II
Kent recordaba el nombre del pueblo de Oregón al que se habían mudado Cottar y Sonje, o mejor dicho al que se había mudado Sonje a finales del verano. Ella se marchó allí para cuidar a la madre de Cottar mientras él se iba, en otro viajecito periodístico, al Lejano Oriente. A la vuelta de Cottar a Estados Unidos tras su viaje a China habían tenido algún problema, real o imaginario, de modo que en esta ocasión Sonje y él habían planeado encontrarse en Canadá, y quizá también llevarse a su madre allí.
No había muchas posibilidades de que Sonje siguiera viviendo en aquel pueblo a estas alturas. Únicamente había una ligera posibilidad de que pudiese estar allí la madre. Kent dijo que no merecía la pena detenerse, pero Deborah añadió ¿por qué no?, ¿acaso no sería interesante averiguarlo? Y unas cuantas preguntas en correos dieron resultado.

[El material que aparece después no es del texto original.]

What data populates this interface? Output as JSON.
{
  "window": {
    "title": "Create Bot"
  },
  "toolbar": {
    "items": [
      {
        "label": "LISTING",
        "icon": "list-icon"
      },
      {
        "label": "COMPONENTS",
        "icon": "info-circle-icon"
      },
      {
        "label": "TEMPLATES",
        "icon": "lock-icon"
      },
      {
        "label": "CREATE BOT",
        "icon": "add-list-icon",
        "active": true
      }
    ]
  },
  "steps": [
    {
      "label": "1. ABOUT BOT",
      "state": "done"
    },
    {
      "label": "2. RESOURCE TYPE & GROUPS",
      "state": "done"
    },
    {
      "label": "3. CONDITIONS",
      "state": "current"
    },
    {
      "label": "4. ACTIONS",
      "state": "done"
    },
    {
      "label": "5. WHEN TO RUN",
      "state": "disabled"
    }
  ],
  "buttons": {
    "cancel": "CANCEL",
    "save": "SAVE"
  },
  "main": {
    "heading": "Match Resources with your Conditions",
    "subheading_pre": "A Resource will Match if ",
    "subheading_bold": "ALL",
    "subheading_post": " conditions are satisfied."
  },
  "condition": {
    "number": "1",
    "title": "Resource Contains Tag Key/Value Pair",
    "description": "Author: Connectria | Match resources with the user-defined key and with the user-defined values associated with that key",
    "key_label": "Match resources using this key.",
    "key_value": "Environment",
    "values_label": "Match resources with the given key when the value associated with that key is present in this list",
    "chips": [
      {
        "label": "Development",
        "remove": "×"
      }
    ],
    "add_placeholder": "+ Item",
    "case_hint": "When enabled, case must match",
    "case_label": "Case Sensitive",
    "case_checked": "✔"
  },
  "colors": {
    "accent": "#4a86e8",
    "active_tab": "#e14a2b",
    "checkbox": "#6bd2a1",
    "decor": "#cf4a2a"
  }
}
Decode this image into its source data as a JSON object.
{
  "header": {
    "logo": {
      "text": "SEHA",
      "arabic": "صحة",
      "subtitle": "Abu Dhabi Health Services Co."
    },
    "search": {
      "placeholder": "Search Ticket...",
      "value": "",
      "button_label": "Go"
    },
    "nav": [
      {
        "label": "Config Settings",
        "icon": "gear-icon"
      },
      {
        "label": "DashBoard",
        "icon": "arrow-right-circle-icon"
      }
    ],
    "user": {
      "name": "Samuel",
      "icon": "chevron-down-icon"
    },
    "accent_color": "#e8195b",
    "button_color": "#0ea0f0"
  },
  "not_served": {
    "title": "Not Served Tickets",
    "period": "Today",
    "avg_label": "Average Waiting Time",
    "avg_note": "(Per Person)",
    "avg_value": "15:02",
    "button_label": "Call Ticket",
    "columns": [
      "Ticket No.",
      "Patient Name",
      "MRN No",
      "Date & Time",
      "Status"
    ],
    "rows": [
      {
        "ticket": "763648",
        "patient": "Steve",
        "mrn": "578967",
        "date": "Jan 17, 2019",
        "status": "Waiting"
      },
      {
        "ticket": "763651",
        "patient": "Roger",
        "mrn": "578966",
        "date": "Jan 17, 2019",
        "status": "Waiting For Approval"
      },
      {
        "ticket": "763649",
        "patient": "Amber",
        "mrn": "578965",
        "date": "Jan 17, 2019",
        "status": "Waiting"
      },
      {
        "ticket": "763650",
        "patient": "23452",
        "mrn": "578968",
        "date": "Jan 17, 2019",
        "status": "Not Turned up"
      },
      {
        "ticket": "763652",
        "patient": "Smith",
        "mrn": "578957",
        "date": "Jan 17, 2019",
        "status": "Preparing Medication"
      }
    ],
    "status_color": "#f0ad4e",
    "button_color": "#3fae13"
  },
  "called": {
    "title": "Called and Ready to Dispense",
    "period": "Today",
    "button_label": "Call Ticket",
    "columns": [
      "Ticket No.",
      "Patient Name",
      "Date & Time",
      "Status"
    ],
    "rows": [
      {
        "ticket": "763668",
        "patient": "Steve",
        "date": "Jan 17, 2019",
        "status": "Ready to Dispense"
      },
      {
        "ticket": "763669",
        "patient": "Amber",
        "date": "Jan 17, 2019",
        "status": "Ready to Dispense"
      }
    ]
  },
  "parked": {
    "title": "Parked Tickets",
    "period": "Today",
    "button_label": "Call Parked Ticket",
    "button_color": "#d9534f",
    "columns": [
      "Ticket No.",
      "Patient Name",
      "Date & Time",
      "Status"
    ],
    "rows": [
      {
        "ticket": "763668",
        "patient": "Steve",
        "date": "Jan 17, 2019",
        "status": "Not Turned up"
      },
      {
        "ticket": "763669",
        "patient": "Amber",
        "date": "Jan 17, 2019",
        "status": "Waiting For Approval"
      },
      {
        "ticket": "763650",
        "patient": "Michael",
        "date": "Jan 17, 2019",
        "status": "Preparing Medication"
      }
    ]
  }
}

Kent y Deborah salieron del pueblo atravesando las dunas; conducía Deborah, como lo había hecho durante casi todo aquel largo viaje de placer. Habían visitado a la hija de Kent, Noelle, que vivía en Toronto, y a dos hijos habidos con su segunda esposa, Pat; uno de ellos estaba en Montreal y el otro en Maryland. Habían visitado a unos viejos amigos de Kent y Pat que ahora vivían en una urbanización privada de Arizona y también a los padres de Deborah —que tenían más o menos la misma edad que Kent— en Santa Bárbara. Ahora subían por la costa oeste, en dirección a su casa de Vancouver, pero tomándoselo con calma para que Kent no se fatigara.
La hierba cubría las dunas. Parecían vulgares colinas salvo allí donde se alzaban unos cuantos montículos desnudos y arenosos que le daban al paisaje un aspecto más festivo. Parecía una construcción hecha por un niño, pero a escala gigante.

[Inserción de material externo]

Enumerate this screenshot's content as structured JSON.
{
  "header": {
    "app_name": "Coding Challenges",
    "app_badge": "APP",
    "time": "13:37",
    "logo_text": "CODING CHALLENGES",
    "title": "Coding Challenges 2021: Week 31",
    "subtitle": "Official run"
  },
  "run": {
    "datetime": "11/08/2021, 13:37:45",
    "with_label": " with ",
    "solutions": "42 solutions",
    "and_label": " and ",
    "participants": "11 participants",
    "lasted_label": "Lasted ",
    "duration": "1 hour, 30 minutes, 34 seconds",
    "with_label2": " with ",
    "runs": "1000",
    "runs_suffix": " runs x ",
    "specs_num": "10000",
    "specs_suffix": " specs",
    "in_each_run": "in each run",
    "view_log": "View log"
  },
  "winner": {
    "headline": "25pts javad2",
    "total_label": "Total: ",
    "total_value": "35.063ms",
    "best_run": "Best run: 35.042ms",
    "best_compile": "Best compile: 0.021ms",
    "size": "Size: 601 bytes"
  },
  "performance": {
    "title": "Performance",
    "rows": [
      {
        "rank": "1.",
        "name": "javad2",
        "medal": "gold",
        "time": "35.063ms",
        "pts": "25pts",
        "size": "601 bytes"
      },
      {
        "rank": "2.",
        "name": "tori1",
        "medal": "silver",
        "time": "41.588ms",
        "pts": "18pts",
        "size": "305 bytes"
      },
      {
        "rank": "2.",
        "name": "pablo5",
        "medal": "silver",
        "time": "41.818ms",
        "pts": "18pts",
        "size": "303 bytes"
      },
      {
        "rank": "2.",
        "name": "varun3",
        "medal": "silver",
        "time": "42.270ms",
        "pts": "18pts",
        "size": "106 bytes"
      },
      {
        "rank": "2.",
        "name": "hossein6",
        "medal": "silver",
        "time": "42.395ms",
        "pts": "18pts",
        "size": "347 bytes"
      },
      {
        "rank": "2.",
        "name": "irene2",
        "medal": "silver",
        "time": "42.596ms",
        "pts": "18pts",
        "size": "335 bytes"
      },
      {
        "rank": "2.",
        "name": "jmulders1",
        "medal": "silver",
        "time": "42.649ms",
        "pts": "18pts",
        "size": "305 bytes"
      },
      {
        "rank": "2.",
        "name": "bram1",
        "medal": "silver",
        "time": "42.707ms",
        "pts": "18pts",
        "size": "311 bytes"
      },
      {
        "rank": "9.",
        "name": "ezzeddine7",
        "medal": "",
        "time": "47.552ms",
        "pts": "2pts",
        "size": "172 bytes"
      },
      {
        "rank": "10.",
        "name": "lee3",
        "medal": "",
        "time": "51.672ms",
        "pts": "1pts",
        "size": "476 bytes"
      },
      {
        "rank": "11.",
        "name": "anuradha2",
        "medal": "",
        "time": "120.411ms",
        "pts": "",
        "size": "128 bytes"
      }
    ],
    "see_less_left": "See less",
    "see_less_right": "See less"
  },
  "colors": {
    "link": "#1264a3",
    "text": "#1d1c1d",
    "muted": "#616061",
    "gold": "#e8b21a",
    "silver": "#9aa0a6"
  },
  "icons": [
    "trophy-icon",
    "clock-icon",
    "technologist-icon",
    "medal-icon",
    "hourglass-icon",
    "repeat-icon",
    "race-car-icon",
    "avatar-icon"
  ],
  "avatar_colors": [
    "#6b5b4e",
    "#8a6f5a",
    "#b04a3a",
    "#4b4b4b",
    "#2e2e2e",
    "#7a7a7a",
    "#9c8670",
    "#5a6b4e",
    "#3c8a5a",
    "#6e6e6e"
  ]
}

El camino terminaba en la casa que les habían indicado. No había error posible. Allí estaba el letrero: ESCUELA DE DANZA DEL PACÍFICO, y el nombre de Sonje y bajo él un letrero de EN VENTA. Una anciana con unas podaderas recortaba los arbustos del jardín. De modo que la madre de Cottar aún vivía. Pero entonces Kent recordó que la madre de Cottar era ciega. Ésa era la razón por la que siempre debía haber alguien con ella tras la muerte del padre de Cottar.
¿Qué hacía podando los arbustos si era ciega?

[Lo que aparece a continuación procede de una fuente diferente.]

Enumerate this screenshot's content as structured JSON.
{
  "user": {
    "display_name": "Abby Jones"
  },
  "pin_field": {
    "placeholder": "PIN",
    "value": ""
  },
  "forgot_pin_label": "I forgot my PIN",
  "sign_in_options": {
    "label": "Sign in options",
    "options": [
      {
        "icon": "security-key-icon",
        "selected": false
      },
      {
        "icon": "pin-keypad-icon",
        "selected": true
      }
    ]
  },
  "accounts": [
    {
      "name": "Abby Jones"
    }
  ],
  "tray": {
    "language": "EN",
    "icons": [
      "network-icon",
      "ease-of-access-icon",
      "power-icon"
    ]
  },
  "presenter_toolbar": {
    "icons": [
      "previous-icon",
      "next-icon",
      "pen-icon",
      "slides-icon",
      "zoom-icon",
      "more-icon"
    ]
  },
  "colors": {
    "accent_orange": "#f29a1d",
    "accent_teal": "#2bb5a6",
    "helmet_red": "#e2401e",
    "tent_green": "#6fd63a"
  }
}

Había cometido el habitual error de no tener en cuenta la cantidad de años —décadas ya— que habían pasado. Y lo anciana que sería la madre si viviese. Lo mayor que debía ser Sonje, lo mayor que debía de ser él mismo. Porque aquella anciana era Sonje, y al principio ella tampoco reconoció a Kent. Se inclinó para clavar las podaderas en el suelo, se limpió las manos frotándolas contra sus vaqueros. Kent sintió la rigidez de sus movimientos en sus propias articulaciones. Tenía la caballera blanca y ala, y la ligera brisa oceánica que se abría paso entre las dunas la removía. Parte de su sólida estructura carnosa había desaparecido de sus huesos. Siempre había tenido poco pecho, pero antes no era tan delgada de cintura; ancha de espaldas, ancha de cara, una muchacha de aspecto nórdico. Aunque su nombre no provenía de antepasados nórdicos; Kent recordaba que la habían llamado Sonje porque a su madre le encantaban las películas de Sonja Henie. Fue la propia Sonje quien cambió la forma de deletrear el nombre y ridiculizó la frivolidad de su madre. En aquella época todos despreciaban a sus padres, no importaba la razón.
Kent no podía ver su cara con claridad bajo la fuerte luz del sol, pero vislumbró un par de lunares blancos de brillo plateado donde probablemente le habían extirpado unos cánceres de piel.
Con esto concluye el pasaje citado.